Xiong Xing, Wang Jia, Hu Su, Dai Yao, Zhang Yu, Hu Chunhong
Department of Radiology, The First Affiliated Hospital of Soochow University, Suzhou, China.
Institute of Medical Imaging, Soochow University, Suzhou, China.
Front Oncol. 2021 Feb 24;11:601699. doi: 10.3389/fonc.2021.601699. eCollection 2021.
To determine whether machine learning based on conventional magnetic resonance imaging (MRI) sequences have the potential for the differential diagnosis of multiple myeloma (MM), and different tumor metastasis lesions of the lumbar vertebra.

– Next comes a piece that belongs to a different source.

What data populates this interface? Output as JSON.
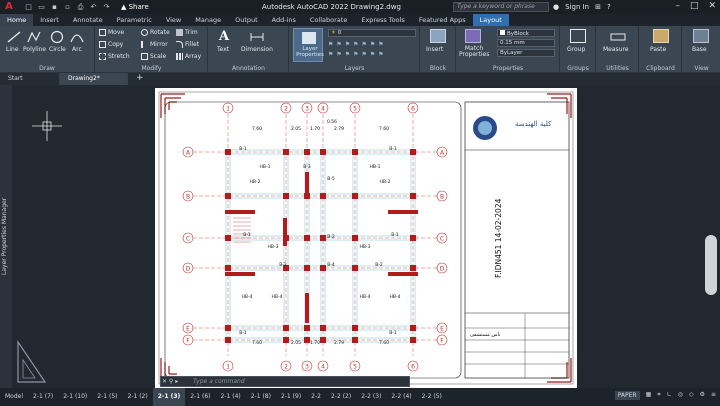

We retrospectively enrolled 107 patients newly diagnosed with MM and different metastasis of the lumbar vertebra. In total 60 MM lesions and 118 metastasis lesions were selected for training classifiers (70%) and subsequent validation (30%). Following segmentation, 282 texture features were extracted from both T1WI and T2WI images. Following regression analysis using the least absolute shrinkage and selection operator (LASSO) algorithm, the following machine learning models were selected: Support-Vector Machine (SVM), K-Nearest Neighbor (KNN), Random Forest (RF), Artificial Neural Networks (ANN), and Naïve Bayes (NB) using 10-fold cross validation, and the performances were evaluated using a confusion matrix. Matthews correlation coefficient (MCC), sensitivity, specificity, and accuracy of the models were also calculated.

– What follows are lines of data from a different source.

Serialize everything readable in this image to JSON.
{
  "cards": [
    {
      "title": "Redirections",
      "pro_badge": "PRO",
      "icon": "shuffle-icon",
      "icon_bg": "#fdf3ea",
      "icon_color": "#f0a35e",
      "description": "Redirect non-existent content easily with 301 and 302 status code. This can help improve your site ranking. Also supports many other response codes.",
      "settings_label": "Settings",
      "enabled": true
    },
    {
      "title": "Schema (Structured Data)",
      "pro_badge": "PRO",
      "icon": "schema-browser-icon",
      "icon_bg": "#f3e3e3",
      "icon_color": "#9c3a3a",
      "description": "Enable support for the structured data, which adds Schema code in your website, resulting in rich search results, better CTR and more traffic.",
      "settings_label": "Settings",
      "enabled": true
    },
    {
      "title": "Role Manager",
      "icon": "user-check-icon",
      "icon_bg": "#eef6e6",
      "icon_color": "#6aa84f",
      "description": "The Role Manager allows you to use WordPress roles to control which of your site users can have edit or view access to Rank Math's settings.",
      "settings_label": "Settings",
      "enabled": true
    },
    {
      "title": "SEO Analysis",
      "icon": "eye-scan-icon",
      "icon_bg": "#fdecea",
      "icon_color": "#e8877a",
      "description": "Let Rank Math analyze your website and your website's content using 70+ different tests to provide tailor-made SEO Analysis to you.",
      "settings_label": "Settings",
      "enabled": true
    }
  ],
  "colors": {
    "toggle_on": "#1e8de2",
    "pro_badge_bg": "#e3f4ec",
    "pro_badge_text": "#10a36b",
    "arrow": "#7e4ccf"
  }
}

To differentiate MM and metastasis, 13 features in the T1WI images and 9 features in the T2WI images were obtained. Among the 10 classifiers, the ANN classifier from the T2WI images achieved the best performance (MCC = 0.605) with accuracy, sensitivity, and specificity of 0.815, 0.879, and 0.790, respectively, in the validation cohort. To differentiate MM and metastasis subtypes, eight features in the T1WI images and seven features in the T2WI images were obtained. Among the 10 classifiers, the ANN classifier from the T2WI images achieved the best performance (MCC = 0.560, 0.412, 0.449), respectively, with accuracy = 0.648; sensitivity 0.714, 0.821, 0.897 and specificity 0.775, 0.600, 0.640 for the MM, lung, and other metastases, respectively, in the validation cohort.

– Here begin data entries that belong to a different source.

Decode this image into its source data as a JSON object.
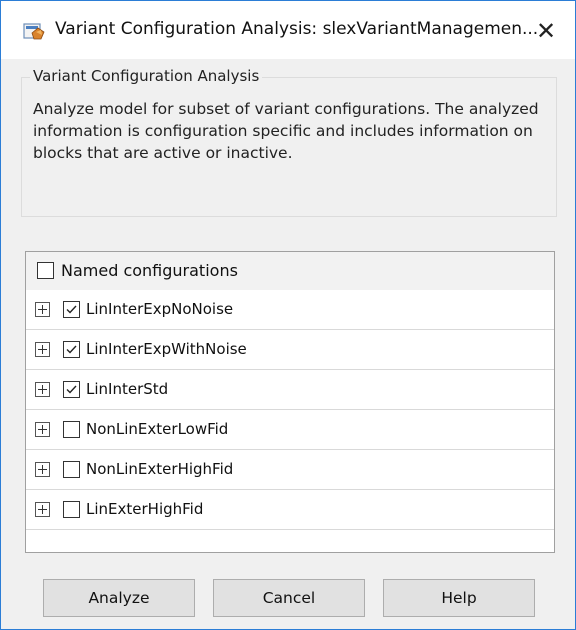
{
  "window": {
    "title": "Variant Configuration Analysis: slexVariantManagemen...",
    "app_icon": "matlab-simulink-icon",
    "close_glyph": "✕",
    "border_color": "#2b7dd6"
  },
  "description": {
    "legend": "Variant Configuration Analysis",
    "text": "Analyze model for subset of variant configurations. The analyzed information is configuration specific and includes information on blocks that are active or inactive."
  },
  "table": {
    "header": {
      "label": "Named configurations",
      "checked": false
    },
    "rows": [
      {
        "label": "LinInterExpNoNoise",
        "checked": true
      },
      {
        "label": "LinInterExpWithNoise",
        "checked": true
      },
      {
        "label": "LinInterStd",
        "checked": true
      },
      {
        "label": "NonLinExterLowFid",
        "checked": false
      },
      {
        "label": "NonLinExterHighFid",
        "checked": false
      },
      {
        "label": "LinExterHighFid",
        "checked": false
      }
    ]
  },
  "buttons": {
    "analyze": "Analyze",
    "cancel": "Cancel",
    "help": "Help"
  }
}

Machine learning-based classifiers showed a satisfactory performance in differentiating MM lesions from those of tumor metastasis. While their value for distinguishing myeloma from different metastasis subtypes was moderate.
确定基于传统磁共振成像(MRI)序列的机器学习是否具有鉴别多发性骨髓瘤(MM)以及腰椎不同肿瘤转移病灶的潜力。
我们回顾性纳入了107例新诊断为MM及腰椎不同转移情况的患者。总共选取60个MM病灶和118个转移病灶用于训练分类器(70%)及后续验证(30%)。分割后,从T1WI和T2WI图像中提取282个纹理特征。使用最小绝对收缩和选择算子(LASSO)算法进行回归分析后,选用以下机器学习模型:支持向量机(SVM)、K近邻(KNN)、随机森林(RF)、人工神经网络(ANN)和朴素贝叶斯(NB),采用10折交叉验证,并使用混淆矩阵评估性能。还计算了模型的马修斯相关系数(MCC)、敏感性、特异性和准确性。
为鉴别MM和转移灶,在T1WI图像中获得13个特征,在T2WI图像中获得9个特征。在10个分类器中,来自T2WI图像的ANN分类器表现最佳(MCC = 0.605),在验证队列中的准确性、敏感性和特异性分别为0.815、0.879和0.790。为鉴别MM和转移亚型,在T1WI图像中获得8个特征,在T2WI图像中获得7个特征。在10个分类器中,来自T2WI图像的ANN分类器表现最佳(MCC分别为0.560、0.412、0.449),在验证队列中,对于MM、肺转移和其他转移,准确性分别为0.648;敏感性分别为0.714、0.821、0.897,特异性分别为0.775、0.600、0.640。
基于机器学习的分类器在鉴别MM病灶与肿瘤转移病灶方面表现出令人满意的性能。而其在区分骨髓瘤与不同转移亚型方面的价值中等。